Here’s Jon lopping brush on the Easton Ridge trail. As I’ve noted before, trails that go through clearcuts offer years of maintenance opportunities. The single stem of wild cherry or hazel that we cut this year responds by sending out seven sprouts next year, much like the mythical Hydra. Clearcuts allow ample sun and water to reach these fast-growing plants. There will be brush to cut long after Jon and I have retired and returned to the soil ourselves. Kind of a comforting thought, so we approach the work with a Zen-like attention. The work is not futile, but it is impermanent.
The day was silver. Lake Easton and Lake Kachess reflected the rain clouds back toward the sky, and the forest slopes absorbed the light. Squalls came down the valleys on gusts of wind, enveloping us in dampness. Is this rain, snow, or hail? A fine November day, Jon observed. Above us, along the ridge, ravens played all day. Their croaks and squawks were calls and laughter to each other. They sailed, wings tucked, tails constantly adjusting to the unpredictable wind. Across the valley, two creamy-colored mountain goats browsed a steep slope.
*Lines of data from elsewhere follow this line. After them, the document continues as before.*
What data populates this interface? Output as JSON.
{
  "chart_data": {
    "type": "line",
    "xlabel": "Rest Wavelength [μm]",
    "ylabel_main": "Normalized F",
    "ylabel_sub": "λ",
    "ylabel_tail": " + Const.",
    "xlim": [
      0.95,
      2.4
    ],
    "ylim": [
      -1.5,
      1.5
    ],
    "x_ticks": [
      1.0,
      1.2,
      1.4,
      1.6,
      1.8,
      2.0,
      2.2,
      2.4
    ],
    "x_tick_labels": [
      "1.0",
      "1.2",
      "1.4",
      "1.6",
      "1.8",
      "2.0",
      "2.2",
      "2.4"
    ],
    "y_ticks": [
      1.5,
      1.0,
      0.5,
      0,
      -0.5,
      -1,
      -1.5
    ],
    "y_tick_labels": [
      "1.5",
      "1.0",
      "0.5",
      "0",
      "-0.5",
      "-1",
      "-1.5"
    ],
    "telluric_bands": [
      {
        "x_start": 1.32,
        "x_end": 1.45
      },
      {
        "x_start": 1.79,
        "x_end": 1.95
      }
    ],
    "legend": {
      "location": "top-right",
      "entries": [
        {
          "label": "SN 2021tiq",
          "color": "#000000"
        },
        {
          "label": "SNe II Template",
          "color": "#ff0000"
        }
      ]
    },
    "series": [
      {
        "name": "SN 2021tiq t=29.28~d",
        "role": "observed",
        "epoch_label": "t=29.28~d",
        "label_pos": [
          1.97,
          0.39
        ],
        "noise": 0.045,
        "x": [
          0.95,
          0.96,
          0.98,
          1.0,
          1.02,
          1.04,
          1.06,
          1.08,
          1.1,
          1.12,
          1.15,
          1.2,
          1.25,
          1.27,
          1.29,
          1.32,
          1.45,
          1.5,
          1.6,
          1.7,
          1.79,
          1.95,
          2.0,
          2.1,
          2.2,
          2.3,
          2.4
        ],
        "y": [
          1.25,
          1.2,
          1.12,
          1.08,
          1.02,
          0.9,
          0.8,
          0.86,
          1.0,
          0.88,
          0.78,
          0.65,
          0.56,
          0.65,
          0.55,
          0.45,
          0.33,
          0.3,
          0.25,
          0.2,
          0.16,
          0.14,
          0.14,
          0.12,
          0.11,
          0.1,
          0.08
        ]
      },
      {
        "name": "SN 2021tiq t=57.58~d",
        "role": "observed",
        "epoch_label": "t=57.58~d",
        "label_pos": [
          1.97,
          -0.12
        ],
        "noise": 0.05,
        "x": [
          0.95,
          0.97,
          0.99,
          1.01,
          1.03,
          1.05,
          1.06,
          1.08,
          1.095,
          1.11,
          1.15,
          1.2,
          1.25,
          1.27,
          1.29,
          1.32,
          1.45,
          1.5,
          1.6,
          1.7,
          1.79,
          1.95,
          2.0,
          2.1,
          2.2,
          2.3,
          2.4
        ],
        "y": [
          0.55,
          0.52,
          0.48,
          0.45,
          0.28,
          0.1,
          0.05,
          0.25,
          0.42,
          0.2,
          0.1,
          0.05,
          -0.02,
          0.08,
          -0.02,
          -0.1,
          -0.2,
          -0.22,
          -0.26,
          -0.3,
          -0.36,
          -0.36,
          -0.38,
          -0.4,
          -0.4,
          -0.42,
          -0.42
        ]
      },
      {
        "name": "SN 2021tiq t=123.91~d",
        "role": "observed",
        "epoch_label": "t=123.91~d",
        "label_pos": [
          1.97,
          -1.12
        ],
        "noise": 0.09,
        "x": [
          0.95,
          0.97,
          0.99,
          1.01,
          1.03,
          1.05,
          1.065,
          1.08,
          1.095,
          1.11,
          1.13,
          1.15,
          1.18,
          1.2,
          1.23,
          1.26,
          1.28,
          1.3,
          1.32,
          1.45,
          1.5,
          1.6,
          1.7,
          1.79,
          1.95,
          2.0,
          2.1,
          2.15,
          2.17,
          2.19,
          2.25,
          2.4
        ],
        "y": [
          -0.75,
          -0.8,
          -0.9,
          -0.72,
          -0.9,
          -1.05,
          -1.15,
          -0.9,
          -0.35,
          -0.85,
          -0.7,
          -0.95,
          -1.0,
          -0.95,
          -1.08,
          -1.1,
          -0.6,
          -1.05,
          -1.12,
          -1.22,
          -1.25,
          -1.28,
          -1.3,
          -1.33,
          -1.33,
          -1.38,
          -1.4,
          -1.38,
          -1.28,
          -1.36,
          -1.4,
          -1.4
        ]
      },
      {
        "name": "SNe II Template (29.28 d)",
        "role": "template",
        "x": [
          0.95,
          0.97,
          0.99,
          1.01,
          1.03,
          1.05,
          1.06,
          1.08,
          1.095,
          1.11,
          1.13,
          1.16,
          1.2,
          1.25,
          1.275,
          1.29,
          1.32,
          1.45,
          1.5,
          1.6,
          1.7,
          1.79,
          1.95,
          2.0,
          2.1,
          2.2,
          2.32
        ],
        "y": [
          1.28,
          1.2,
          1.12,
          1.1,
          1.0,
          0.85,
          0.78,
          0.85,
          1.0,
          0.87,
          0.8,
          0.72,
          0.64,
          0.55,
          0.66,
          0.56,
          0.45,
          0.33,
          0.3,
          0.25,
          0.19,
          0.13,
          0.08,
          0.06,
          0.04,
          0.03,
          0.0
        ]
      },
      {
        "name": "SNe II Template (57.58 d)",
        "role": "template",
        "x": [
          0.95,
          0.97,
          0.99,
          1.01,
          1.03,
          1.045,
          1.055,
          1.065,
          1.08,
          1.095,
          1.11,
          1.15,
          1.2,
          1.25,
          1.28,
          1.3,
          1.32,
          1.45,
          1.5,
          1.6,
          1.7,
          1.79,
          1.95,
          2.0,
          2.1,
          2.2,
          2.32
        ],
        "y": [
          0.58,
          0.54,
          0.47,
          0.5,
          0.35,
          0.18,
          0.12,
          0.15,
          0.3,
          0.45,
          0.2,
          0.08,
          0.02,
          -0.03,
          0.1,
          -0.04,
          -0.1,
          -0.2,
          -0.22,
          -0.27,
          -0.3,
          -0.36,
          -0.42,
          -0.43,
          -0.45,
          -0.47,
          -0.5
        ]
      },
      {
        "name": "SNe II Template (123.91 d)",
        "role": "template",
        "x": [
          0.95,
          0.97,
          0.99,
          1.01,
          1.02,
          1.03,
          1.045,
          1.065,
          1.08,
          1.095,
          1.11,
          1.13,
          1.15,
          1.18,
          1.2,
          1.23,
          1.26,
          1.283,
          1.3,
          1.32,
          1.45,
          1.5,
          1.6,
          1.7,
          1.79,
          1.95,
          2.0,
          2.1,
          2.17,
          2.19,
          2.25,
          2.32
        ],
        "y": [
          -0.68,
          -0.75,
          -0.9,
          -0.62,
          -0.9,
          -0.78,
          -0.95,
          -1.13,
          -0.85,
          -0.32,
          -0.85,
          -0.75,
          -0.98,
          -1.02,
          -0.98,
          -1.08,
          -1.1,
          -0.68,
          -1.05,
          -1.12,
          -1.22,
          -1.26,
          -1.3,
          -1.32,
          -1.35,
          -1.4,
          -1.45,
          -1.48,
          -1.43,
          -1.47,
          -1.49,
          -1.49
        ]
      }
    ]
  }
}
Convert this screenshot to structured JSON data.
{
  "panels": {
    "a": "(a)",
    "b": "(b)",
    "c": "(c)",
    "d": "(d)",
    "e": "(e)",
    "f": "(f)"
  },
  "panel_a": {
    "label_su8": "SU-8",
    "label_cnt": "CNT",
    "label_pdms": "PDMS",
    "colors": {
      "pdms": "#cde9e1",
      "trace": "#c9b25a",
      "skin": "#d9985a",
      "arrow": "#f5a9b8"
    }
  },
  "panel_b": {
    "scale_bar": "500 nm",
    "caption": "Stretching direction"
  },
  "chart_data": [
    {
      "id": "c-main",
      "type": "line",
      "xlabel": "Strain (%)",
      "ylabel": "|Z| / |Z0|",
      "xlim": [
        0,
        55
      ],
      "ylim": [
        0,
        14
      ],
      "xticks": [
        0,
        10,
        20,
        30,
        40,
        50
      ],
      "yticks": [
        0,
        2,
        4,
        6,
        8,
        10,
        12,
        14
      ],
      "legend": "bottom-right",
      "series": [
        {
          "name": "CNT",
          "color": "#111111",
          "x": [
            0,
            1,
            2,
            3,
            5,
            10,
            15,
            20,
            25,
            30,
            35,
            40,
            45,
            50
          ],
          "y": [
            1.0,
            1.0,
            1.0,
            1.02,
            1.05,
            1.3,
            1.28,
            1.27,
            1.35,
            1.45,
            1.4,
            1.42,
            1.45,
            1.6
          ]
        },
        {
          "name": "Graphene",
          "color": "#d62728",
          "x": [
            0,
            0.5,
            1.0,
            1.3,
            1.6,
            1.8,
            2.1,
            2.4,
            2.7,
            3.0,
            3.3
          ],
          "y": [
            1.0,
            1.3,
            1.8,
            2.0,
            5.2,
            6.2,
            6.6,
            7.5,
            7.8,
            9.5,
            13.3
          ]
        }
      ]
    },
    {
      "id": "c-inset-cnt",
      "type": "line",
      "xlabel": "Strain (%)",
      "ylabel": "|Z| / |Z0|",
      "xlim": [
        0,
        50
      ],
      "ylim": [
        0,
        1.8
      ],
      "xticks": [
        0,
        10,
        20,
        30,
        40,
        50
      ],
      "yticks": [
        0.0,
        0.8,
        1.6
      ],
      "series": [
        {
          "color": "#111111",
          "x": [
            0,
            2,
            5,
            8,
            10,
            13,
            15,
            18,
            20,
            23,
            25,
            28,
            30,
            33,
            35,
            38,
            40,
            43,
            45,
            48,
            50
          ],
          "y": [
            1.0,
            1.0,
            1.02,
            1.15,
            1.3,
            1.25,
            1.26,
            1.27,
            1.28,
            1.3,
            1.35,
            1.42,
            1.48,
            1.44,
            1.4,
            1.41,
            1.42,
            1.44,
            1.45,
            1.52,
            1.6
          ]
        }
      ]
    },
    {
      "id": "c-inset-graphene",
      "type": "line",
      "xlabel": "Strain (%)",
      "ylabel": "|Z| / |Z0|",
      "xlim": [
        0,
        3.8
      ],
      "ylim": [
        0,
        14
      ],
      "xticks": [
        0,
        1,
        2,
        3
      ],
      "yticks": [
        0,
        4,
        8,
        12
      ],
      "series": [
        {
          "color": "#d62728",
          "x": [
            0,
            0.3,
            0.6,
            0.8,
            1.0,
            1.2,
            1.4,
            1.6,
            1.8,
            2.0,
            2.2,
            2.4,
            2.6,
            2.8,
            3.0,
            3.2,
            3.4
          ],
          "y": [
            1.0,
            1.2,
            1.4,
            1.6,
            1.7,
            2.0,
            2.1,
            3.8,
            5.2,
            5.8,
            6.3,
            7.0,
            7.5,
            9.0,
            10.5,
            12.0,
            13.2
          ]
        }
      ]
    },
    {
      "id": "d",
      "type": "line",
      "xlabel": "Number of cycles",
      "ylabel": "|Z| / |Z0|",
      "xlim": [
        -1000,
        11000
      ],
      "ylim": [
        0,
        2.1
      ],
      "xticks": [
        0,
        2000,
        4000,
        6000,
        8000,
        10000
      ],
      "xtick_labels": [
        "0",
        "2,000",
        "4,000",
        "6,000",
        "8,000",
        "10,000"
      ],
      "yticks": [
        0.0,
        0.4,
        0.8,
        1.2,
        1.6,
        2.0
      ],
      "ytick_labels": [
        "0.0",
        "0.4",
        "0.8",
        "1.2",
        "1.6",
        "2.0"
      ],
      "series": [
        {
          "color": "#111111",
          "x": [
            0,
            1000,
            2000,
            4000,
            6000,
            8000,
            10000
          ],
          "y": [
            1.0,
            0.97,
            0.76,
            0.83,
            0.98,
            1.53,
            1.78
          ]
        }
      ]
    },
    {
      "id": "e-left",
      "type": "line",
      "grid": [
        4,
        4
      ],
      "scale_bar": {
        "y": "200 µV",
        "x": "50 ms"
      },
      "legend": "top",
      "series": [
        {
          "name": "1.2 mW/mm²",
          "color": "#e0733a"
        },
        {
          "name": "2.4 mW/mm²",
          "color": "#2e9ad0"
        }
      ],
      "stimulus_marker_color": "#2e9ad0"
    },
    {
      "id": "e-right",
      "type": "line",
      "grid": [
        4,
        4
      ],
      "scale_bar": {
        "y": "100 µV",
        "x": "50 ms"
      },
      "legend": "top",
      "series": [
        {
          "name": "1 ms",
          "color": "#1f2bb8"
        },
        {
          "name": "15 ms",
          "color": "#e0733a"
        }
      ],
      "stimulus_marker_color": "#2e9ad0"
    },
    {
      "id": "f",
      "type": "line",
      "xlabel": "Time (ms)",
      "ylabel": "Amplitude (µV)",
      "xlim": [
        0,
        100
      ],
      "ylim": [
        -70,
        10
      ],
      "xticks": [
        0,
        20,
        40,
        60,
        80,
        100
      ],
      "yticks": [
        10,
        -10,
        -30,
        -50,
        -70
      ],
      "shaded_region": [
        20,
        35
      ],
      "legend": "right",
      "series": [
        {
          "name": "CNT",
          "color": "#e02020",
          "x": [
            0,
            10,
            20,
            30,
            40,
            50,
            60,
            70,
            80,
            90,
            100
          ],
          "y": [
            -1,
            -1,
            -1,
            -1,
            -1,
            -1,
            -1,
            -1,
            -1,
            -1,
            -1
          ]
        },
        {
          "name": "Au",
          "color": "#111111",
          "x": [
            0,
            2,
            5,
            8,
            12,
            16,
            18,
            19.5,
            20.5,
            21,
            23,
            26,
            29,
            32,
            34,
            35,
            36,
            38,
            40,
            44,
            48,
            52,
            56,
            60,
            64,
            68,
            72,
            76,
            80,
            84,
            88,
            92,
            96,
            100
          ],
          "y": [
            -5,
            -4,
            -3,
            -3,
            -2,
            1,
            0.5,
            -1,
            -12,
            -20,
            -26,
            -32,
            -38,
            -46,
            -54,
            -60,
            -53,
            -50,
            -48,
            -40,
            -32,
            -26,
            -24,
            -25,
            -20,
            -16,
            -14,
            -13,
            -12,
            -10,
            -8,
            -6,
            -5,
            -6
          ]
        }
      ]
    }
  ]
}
I wondered what they were finding to eat. Must have been succulent, because they were intent.
All day we heard the reports coming over the radio from the south. Bridge gone, road caving in, can’t get past the flood waters. Big mess. When our work was finished, we hiked down, hoping that the bridge we’d crossed in the morning was still there in the afternoon. It was. Shaking from the thunder of high water, and slick from spray, it was still there and we crossed over.